Guestrooms: Luxurious and High Tech
All 56 rooms and suites of The Alpina Gstaad are spacious with floor-to-ceiling windows leading to large terraces and magnificent views of the Alps. And no two rooms or suites are alike. With walls lined in rough fir wood and ceilings carved in traditional Swiss style, the bedrooms convey a warmth and authenticity. Contardi Italia re-fashioned the traditional leather straps that hold the cowbells into bedside lamps. An antique wooden chest sits at the end of the bed and a hand-painted wooden armoire holds the plasma TV and bar. Original artworks are by Emily Hesse, Ian Turnock and Sonja Aeschlimann. All rooms have the latest in intuitive technology including Wi-Fi, iPads, nail dryers and floor sensors that illuminate at night. The marble baths have showers and oversize tubs and TVs. Ranging from 610 to 1,020 square feet, 30 suites have stone fireplaces and 40-inch plasma TVs. At 4,300 square feet, the two-story Panorama Suite has three bedrooms, two wood-burning fireplaces, a huge veranda, its own private spa, sauna, exercise room and an outdoor Jacuzzi.
Comfort Food, Swiss Style
A traditional Swiss stübli serving fondue and raclette is as homey as an alpine farmhouse with rough hewn walls and wooden tables, chairs and cupboards with checked curtains at the windows. A communal buffet recalls the large kitchen tables in traditional Swiss alpine homes.

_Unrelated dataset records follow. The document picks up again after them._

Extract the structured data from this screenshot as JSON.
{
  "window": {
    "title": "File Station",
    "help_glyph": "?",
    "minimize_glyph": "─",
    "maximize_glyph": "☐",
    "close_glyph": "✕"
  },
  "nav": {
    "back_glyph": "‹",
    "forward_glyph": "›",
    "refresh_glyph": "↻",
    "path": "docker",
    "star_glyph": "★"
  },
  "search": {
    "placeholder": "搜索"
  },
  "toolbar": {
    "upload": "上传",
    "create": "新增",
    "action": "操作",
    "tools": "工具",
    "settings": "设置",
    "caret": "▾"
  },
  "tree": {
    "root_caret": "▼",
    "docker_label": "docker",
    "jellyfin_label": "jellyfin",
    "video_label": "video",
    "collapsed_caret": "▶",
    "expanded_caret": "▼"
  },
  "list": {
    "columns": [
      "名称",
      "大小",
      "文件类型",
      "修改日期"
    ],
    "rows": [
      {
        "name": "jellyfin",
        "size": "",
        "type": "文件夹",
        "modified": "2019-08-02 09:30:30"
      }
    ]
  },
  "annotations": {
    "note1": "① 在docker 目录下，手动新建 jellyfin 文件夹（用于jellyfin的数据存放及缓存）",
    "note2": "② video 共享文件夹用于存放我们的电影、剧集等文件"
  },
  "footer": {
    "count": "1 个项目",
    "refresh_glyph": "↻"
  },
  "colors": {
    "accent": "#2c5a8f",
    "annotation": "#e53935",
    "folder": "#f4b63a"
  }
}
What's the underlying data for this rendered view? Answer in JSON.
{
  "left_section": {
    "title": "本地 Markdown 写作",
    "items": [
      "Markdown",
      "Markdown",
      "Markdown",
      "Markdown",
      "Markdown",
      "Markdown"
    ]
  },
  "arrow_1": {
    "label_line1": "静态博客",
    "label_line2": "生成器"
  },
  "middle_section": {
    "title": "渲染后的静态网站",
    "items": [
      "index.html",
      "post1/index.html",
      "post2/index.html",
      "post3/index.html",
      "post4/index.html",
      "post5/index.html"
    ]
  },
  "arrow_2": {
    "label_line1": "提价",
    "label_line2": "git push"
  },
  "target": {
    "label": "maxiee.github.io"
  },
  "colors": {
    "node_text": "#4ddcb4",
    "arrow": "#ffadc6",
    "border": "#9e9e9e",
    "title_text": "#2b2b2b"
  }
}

Serving meals throughout the day, Restaurant Sommet is flooded on two sides with natural light thanks to its corner location. HBA designers have struck a fine balance showcasing Saanenland culture and traditions with a fresh contemporary vibe. The magnificent ceiling is intricately carved from antique timber. Large timber beams line the walls and hand-tufted rugs made of New Zealand wool cover the wood planked-floor. Wrought iron chandeliers, custom-designed leather chairs by Giorgetti and fabrics by Pierre Frey and Knowles & Christou add modern style. Handmade local crockery and crafts decorate the shelves making this “heart of the home” even more welcoming. Outside, guests can dine on the stone terrace while a fire pit keeps them snug and warm as they take in the stunning mountain scenery.
From Havana to Hollywood: Cigars and Cinema
A cigar lounge, as if transported from pre-Castro Havana, is authentic right down to the Montecristos. The dark wood and leather decor has glamorous accents from the 1930’s and fabrics from Loro Paina and De La Cuona. The Wine Room displays 1,000 bottles, and an antique cheese table accommodates eight for wine tastings. In the Private Cinema, guests can enjoy 3D movies in 14 oversized leather armchairs. The Children’s Playroom has a tree house as well as a slide and a media center to keep the young ones occupied.
“We want to ensure that guests experience luxury that is truly Swiss in flavour and which reveals the refined and sophisticated character of Gstaad,” noted Nathan Hutchins of HBA London. “We are creating a hotel that will be synonymous with a real sense of place, redefined to captivate the next generation,” he explained.
Hand Crafted By Architects and Artisans
One of the most respected architecture and interior design firms in the Swiss Alps, Jaggi & Partner AG, was the first to be hired for the luxury development which includes The Alpina Gstaad, private apartments within the hotel and three chalets. For more than 30 years, its architects have specialized in designing luxury hotels and private chalets marrying tradition and craftsmanship with cutting-edge technology.